Mr Mangal also accused the Italians of being behind the death of an Afghan interpreter who was seized by militiamen in April 2007.

The UN special representative to Afghanistan Staffan de Mistura has called for a "quick and thorough" probe into the allegations.

"I am hopeful that these arrests are due to some serious misunderstanding," he said.

There had been earlier reports of tensions between Emergency and Mr Mangal because of the group's policy of treating all patients, including resistance fighters.

And on February 18 Mr dell'Aira was interviewed by progressive US broadcaster Democracy Now about the rise of civilian casualties during the Marjah assault.

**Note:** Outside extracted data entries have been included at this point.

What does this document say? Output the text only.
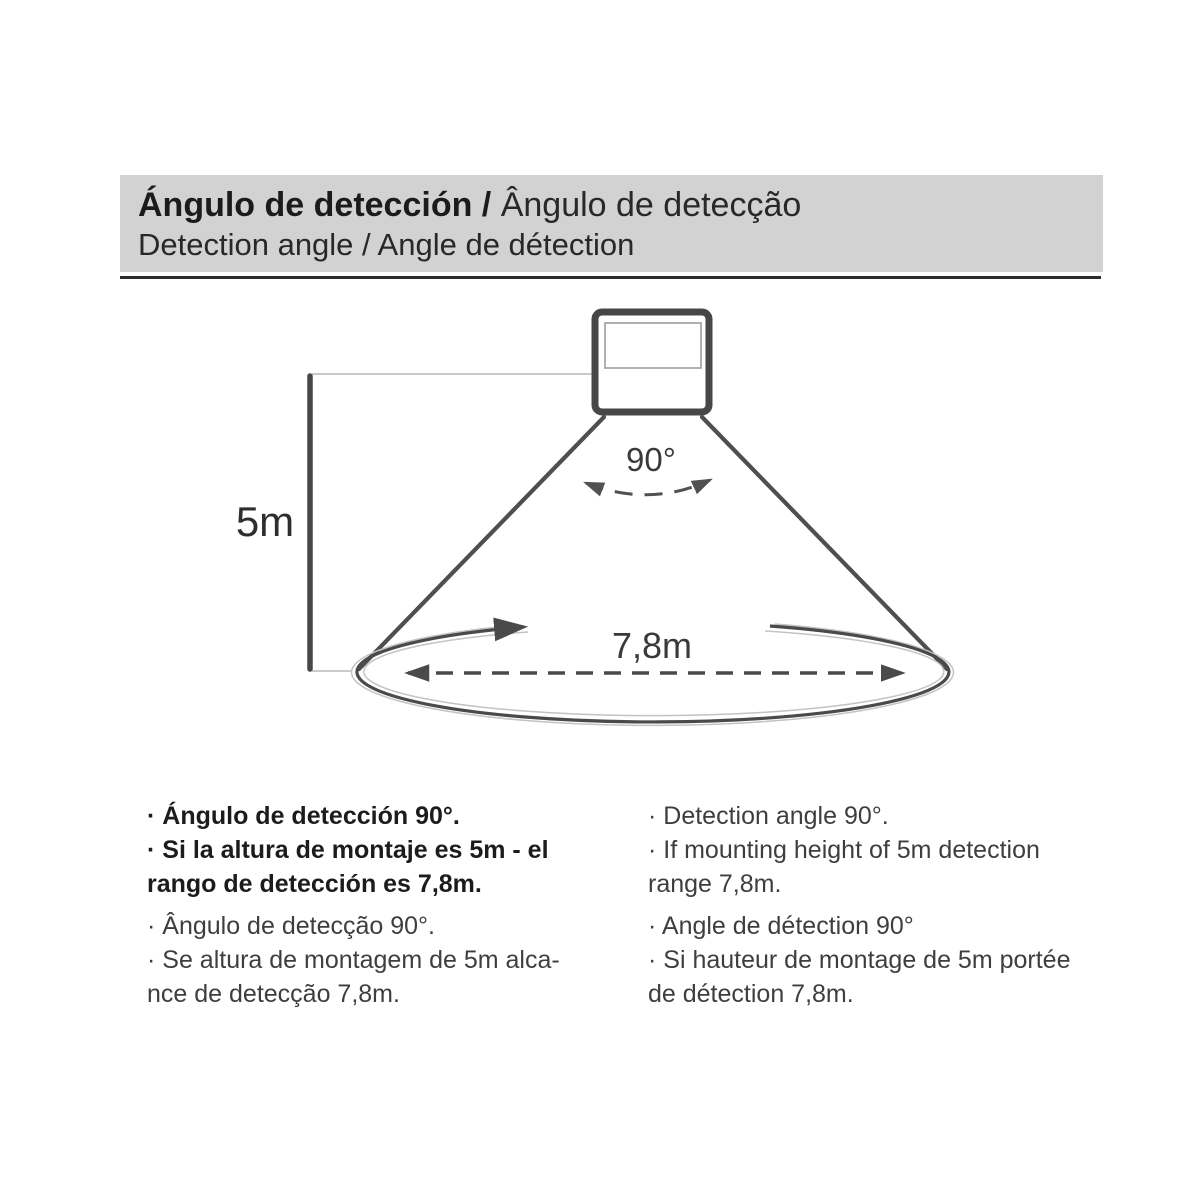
Ángulo de detección / Ângulo de detecção
Detection angle / Angle de détection
5m
90°
7,8m
· Ángulo de detección 90°.
· Si la altura de montaje es 5m - el
rango de detección es 7,8m.
· Detection angle 90°.
· If mounting height of 5m detection
range 7,8m.
· Ângulo de detecção 90°.
· Se altura de montagem de 5m alca-
nce de detecção 7,8m.
· Angle de détection 90°
· Si hauteur de montage de 5m portée
de détection 7,8m.
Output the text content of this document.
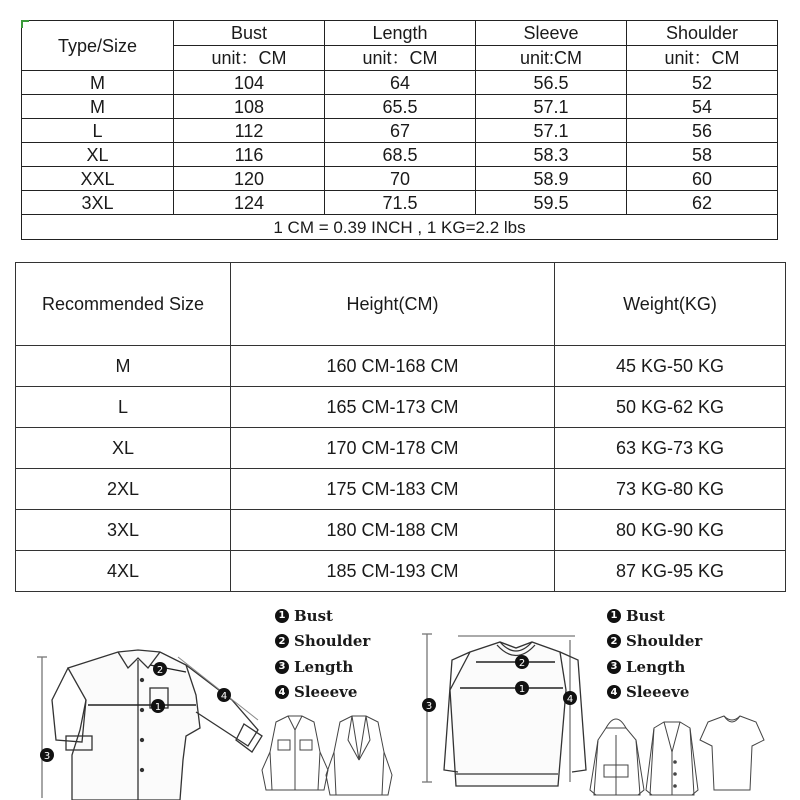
Type/Size	Bust	Length	Sleeve	Shoulder
	unit：CM	unit：CM	unit:CM	unit：CM
M	104	64	56.5	52
M	108	65.5	57.1	54
L	112	67	57.1	56
XL	116	68.5	58.3	58
XXL	120	70	58.9	60
3XL	124	71.5	59.5	62
1 CM = 0.39 INCH , 1 KG=2.2 lbs				
Recommended Size	Height(CM)	Weight(KG)
M	160 CM-168 CM	45 KG-50 KG
L	165 CM-173 CM	50 KG-62 KG
XL	170 CM-178 CM	63 KG-73 KG
2XL	175 CM-183 CM	73 KG-80 KG
3XL	180 CM-188 CM	80 KG-90 KG
4XL	185 CM-193 CM	87 KG-95 KG
1 Bust
2 Shoulder
3 Length
4 Sleeeve
1 Bust
2 Shoulder
3 Length
4 Sleeeve
1
2
3
4
2
1
3
4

He accused Nato forces of blocking civilians from using roads, preventing injured people from receiving timely medical attention.

And Mr dell'Aira alleged that "90 per cent of the victims are civilians, and 30 per cent of this 90 are children.

"War is not a solution, it is a tragedy and we feel this tragedy every day, 24 hours a day, in our hospital emergency room."

Meanwhile, five Afghan UN employees have been reported missing amid reports that their vehicles had been hijacked in the same northern province where guerillas killed four German soldiers and three Afghan police the previous day.

Word of the UN workers' disappearance in Baghlan province followed twin car bombings on Thursday targeting foreign firms in Kandahar that killed at least three people.